Neither African American nor White carriers of the IGFBP-3 polymorphism had increased colon cancer risk. However, among otherwise healthy individuals, carriers in both populations had significantly lower IGFBP-3 plasma levels, compared to non-carriers, although a dose-dependent trend was not apparent. Lower circulating IGFBP-3 levels have been associated with poor prognosis among colorectal cancer patients receiving chemotherapy [69, 70] while higher IGFBP-3 plasma levels associated with decreased colon cancer risk [8, 13]. A human colorectal carcinogenesis genome-wide study recently identified missense mutations in the IGFBP-3 gene, which could be modulating IGFBP-3 transcripts and subsequent protein expression [69]. These mutations could be in linkage disequilibrium with the IGFBP-3 polymorphism and thus explain the association between lower IGFBP-3 protein levels and CC risk in controls, however the IGFBP-3 polymorphism by itself was not associated with CC risk.

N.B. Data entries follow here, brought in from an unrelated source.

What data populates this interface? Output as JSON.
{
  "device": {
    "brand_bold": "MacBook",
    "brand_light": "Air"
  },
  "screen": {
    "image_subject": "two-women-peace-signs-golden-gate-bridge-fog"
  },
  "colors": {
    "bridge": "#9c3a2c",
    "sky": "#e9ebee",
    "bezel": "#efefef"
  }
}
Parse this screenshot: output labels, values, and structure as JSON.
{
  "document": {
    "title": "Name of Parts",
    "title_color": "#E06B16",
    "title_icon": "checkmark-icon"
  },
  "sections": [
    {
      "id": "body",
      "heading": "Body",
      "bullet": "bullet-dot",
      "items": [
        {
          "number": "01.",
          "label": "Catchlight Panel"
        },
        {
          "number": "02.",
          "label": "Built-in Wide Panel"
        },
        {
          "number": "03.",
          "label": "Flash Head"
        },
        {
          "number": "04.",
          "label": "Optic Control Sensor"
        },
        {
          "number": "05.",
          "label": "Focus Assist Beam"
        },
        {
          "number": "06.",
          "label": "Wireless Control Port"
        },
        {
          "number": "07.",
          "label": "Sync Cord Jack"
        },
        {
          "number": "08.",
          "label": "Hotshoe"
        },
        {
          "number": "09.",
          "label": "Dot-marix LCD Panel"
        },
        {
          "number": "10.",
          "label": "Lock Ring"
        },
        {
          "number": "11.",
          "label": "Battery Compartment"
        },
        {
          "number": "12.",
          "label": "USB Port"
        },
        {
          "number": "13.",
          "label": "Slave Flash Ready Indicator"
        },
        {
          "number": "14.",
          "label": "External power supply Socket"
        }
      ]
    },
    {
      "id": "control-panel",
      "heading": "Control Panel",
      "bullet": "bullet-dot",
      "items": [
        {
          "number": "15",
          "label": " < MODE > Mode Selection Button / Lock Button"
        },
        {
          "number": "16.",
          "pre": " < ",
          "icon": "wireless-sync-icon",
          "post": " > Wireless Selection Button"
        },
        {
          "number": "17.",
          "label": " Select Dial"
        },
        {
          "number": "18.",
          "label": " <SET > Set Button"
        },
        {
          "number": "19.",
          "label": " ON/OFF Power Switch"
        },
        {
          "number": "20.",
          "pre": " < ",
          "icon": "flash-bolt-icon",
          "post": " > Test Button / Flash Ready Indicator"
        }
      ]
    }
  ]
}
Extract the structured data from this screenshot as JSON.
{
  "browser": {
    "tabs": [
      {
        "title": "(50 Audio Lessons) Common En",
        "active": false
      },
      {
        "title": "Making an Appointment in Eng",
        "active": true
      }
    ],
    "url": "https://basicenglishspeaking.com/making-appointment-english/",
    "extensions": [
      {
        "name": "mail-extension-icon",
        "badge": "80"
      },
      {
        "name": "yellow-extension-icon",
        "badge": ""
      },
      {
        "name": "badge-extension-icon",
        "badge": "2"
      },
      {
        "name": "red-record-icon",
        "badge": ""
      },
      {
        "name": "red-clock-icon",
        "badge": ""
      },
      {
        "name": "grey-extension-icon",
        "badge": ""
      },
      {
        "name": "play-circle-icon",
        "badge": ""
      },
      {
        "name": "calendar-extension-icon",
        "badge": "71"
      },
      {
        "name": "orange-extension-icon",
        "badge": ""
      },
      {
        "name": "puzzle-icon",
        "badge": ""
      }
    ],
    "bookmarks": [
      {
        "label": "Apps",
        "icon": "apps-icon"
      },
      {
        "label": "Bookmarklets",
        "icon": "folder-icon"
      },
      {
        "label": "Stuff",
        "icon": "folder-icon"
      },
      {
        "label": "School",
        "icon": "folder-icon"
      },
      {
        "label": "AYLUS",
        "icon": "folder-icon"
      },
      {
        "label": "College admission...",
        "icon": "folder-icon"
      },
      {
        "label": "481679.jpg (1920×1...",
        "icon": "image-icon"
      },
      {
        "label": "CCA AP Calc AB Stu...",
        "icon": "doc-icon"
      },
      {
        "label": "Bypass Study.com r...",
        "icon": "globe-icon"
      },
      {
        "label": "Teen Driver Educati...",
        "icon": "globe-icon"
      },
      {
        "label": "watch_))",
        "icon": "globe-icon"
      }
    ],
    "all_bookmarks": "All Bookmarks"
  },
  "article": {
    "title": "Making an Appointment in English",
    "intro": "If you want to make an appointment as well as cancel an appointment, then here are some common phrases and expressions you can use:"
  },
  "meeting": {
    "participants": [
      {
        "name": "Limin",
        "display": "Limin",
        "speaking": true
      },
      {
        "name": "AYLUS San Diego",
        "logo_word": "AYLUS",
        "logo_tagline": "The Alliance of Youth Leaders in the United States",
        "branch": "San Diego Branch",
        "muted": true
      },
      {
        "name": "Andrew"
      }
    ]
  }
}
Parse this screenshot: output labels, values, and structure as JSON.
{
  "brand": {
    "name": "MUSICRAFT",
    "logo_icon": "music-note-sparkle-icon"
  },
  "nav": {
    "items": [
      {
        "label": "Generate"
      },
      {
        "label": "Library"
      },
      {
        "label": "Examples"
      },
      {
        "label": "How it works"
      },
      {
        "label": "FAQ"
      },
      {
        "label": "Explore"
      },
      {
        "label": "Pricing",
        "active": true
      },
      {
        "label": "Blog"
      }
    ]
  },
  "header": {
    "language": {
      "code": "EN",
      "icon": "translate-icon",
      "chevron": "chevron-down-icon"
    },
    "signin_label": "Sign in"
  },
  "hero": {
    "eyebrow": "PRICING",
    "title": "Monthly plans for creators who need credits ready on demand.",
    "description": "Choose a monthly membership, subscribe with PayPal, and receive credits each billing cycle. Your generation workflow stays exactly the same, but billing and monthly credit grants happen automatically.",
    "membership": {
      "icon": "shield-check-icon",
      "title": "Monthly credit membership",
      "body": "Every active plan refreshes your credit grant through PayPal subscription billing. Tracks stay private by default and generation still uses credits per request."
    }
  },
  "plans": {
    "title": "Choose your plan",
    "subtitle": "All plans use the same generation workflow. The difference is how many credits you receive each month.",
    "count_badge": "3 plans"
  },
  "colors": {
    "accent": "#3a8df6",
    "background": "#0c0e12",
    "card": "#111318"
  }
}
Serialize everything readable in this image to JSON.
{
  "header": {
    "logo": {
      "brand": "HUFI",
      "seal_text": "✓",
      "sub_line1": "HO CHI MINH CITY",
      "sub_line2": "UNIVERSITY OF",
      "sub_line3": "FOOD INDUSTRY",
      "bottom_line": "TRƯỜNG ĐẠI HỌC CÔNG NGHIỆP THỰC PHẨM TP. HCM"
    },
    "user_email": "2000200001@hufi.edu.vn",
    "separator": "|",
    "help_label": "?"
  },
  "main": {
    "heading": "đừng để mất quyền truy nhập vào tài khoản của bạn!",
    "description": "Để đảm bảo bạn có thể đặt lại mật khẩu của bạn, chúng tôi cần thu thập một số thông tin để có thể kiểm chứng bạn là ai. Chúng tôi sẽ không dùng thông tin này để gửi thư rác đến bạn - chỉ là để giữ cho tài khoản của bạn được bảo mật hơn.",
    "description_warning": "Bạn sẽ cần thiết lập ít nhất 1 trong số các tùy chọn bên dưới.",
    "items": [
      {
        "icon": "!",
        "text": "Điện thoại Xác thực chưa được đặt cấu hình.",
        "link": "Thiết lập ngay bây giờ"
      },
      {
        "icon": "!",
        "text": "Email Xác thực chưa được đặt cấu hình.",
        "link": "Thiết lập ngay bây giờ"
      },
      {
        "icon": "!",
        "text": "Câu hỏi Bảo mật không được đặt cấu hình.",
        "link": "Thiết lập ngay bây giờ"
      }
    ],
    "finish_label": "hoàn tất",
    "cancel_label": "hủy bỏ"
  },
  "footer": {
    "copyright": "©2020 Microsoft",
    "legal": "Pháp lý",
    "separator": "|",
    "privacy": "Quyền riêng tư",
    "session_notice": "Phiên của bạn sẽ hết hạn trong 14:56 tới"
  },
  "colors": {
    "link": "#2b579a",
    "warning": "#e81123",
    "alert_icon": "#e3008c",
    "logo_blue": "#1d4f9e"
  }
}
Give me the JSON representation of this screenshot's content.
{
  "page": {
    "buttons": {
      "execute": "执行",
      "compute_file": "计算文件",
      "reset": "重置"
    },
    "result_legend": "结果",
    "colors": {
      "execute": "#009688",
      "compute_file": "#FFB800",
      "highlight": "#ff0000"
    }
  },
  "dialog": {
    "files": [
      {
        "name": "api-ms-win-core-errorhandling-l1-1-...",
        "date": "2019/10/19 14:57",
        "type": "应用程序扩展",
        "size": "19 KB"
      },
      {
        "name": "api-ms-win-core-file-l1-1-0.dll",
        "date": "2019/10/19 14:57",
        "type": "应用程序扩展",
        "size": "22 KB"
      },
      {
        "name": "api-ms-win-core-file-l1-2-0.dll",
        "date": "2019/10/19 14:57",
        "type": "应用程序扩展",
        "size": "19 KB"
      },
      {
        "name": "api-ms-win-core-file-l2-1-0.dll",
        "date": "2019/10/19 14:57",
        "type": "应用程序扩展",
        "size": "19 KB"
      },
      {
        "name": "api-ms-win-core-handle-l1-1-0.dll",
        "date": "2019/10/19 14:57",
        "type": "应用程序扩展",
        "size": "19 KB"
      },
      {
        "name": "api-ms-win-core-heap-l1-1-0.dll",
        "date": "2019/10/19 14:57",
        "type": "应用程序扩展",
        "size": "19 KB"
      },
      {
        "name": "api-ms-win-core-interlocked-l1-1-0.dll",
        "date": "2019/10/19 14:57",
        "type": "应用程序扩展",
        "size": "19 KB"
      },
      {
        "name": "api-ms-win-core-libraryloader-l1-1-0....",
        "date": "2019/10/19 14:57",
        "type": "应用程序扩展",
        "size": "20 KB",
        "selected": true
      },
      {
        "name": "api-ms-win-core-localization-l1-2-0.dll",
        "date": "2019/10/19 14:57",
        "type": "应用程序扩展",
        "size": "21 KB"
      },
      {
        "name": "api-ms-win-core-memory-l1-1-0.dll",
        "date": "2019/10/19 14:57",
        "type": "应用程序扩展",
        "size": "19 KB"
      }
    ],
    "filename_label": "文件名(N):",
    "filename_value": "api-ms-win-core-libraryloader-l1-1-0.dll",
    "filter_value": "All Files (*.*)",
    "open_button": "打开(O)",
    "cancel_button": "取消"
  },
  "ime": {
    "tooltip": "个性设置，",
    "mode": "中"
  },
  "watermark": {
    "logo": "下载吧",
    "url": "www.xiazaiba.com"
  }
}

The role of the exon 9 Apa I polymorphism of the IGF-II gene in colon cancer is unclear, although some studies suggest that circulating levels of IGF-II and local tissue expression may be influenced by loss of imprinting [71]. In this study, the IGF-II Apa1 AA variant genotype was inversely associated with colon cancer risk among men and women particularly among Whites (data not shown). Those carrying the IGF-II Apa1 A-variant had somewhat lower circulating levels of this potent growth factor compared to those without the variant. This contrasts with the findings by Ma et. al. [10] who reported no association between IGF-II levels and colorectal cancer risk in a case-control study. It is possible that the influence of the A-variant on protein levels is less than what would be achieved by IGF-II relaxation of imprint controls, since IGF-II is an imprinted gene.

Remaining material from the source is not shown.